Astronomers explore the universe by detecting and analyzing light from all over the electromagnetic spectrum. We concentrate on a subset of techniques for detection of photons at visible wavelengths.
This is a lab course, focused on obtaining and analyzing astronomical data with optical telescopes. Students will work in groups of two or three to conduct three distinct observational experiments. In Lab 1, students measure properties of astronomical cameras and develop a calibration scheme for optical imaging. In Lab 2, students will acquire time-series photometry of an exoplanet transit using the rooftop telescope. For Lab 3, students will write a project proposal to analyze data available in public telescope archives (such as the Hubble Space Telescope). The students will be responsible for setting up and calibrating the telescope equipment, obtaining their own data, analyzing the data, and reporting their work in lab reports written in the style of scientific papers. %These lab reports form the majority (70%) of the points to be earned in this course.

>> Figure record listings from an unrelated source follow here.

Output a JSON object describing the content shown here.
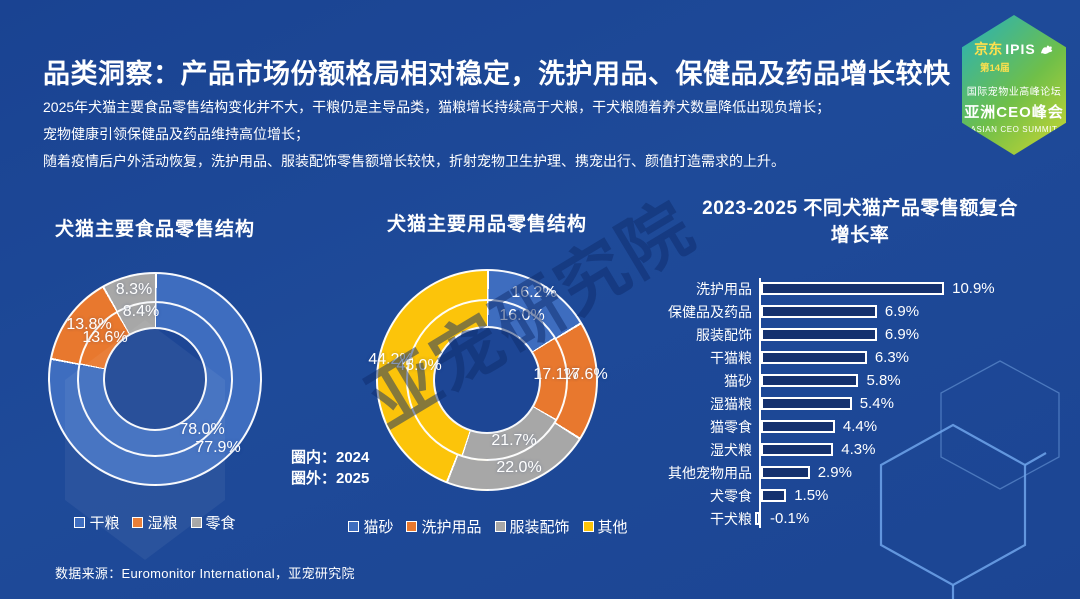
{
  "page": {
    "title": "品类洞察：产品市场份额格局相对稳定，洗护用品、保健品及药品增长较快",
    "description_lines": [
      "2025年犬猫主要食品零售结构变化并不大，干粮仍是主导品类，猫粮增长持续高于犬粮，干犬粮随着养犬数量降低出现负增长；",
      "宠物健康引领保健品及药品维持高位增长；",
      "随着疫情后户外活动恢复，洗护用品、服装配饰零售额增长较快，折射宠物卫生护理、携宠出行、颜值打造需求的上升。"
    ],
    "source": "数据来源：Euromonitor International，亚宠研究院",
    "watermark": "亚宠研究院"
  },
  "badge": {
    "brand": "京东",
    "ipis": "IPIS",
    "edition": "第14届",
    "forum": "国际宠物业高峰论坛",
    "summit_cn": "亚洲CEO峰会",
    "summit_en": "ASIAN CEO SUMMIT"
  },
  "ring_note": {
    "inner": "圈内：2024",
    "outer": "圈外：2025"
  },
  "colors": {
    "background": "#1d4796",
    "slice_blue": "#3e6dbf",
    "slice_orange": "#e8782e",
    "slice_gray": "#a7a7a7",
    "slice_yellow": "#fcc40a",
    "bar_fill": "#15316e",
    "badge_teal": "#2fb3ae",
    "badge_lime": "#c3d434",
    "badge_yellow": "#ffe14d"
  },
  "chart_data": [
    {
      "type": "pie",
      "subtype": "double-ring-donut",
      "title": "犬猫主要食品零售结构",
      "categories": [
        "干粮",
        "湿粮",
        "零食"
      ],
      "series": [
        {
          "name": "2024",
          "ring": "inner",
          "values": [
            78.0,
            13.6,
            8.4
          ]
        },
        {
          "name": "2025",
          "ring": "outer",
          "values": [
            77.9,
            13.8,
            8.3
          ]
        }
      ],
      "colors": [
        "#3e6dbf",
        "#e8782e",
        "#a7a7a7"
      ],
      "unit": "%"
    },
    {
      "type": "pie",
      "subtype": "double-ring-donut",
      "title": "犬猫主要用品零售结构",
      "categories": [
        "猫砂",
        "洗护用品",
        "服装配饰",
        "其他"
      ],
      "series": [
        {
          "name": "2024",
          "ring": "inner",
          "values": [
            16.0,
            17.1,
            21.7,
            45.0
          ]
        },
        {
          "name": "2025",
          "ring": "outer",
          "values": [
            16.2,
            17.6,
            22.0,
            44.2
          ]
        }
      ],
      "colors": [
        "#3e6dbf",
        "#e8782e",
        "#a7a7a7",
        "#fcc40a"
      ],
      "unit": "%"
    },
    {
      "type": "bar",
      "orientation": "horizontal",
      "title": "2023-2025 不同犬猫产品零售额复合增长率",
      "title_lines": [
        "2023-2025 不同犬猫产品零售额复合",
        "增长率"
      ],
      "categories": [
        "洗护用品",
        "保健品及药品",
        "服装配饰",
        "干猫粮",
        "猫砂",
        "湿猫粮",
        "猫零食",
        "湿犬粮",
        "其他宠物用品",
        "犬零食",
        "干犬粮"
      ],
      "values": [
        10.9,
        6.9,
        6.9,
        6.3,
        5.8,
        5.4,
        4.4,
        4.3,
        2.9,
        1.5,
        -0.1
      ],
      "unit": "%",
      "xlim": [
        0,
        12
      ],
      "grid": false,
      "legend_position": "none"
    }
  ]
}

The lecture component is intimately intertwined with the experimental aspects of the course. The students will learn the basics of practical observational astronomy, such as determining the observability of select targets, telescope and detector technology, the use of photometric and spectroscopic techniques, and methods of error, statistical, and time-series analysis. A limited number of homework sets will be assigned to facilitate comprehension of the lecture material.
Data analysis will be performed using standard astronomy software packages. In addition, students will need to familiarize themselves with standard Linux tools (such as bash scripting), as well as one general-purpose programming language such as python. Tutorials will be provided during class-time and/or as homework.
For Lab 3, the project on archival data, the students will write project proposals and conduct a peer-review of all proposals. The proposal will emphasize the need for generating a testable hypothesis and justifying it through expected signal-to-noise or other appropriate statistical arguments. The peer evaluations will serve to assess the evaluator's ability to critically assess the quality of the other proposals.
Towards the end of the course, the students will prepare a final oral or poster presentation on one of the projects.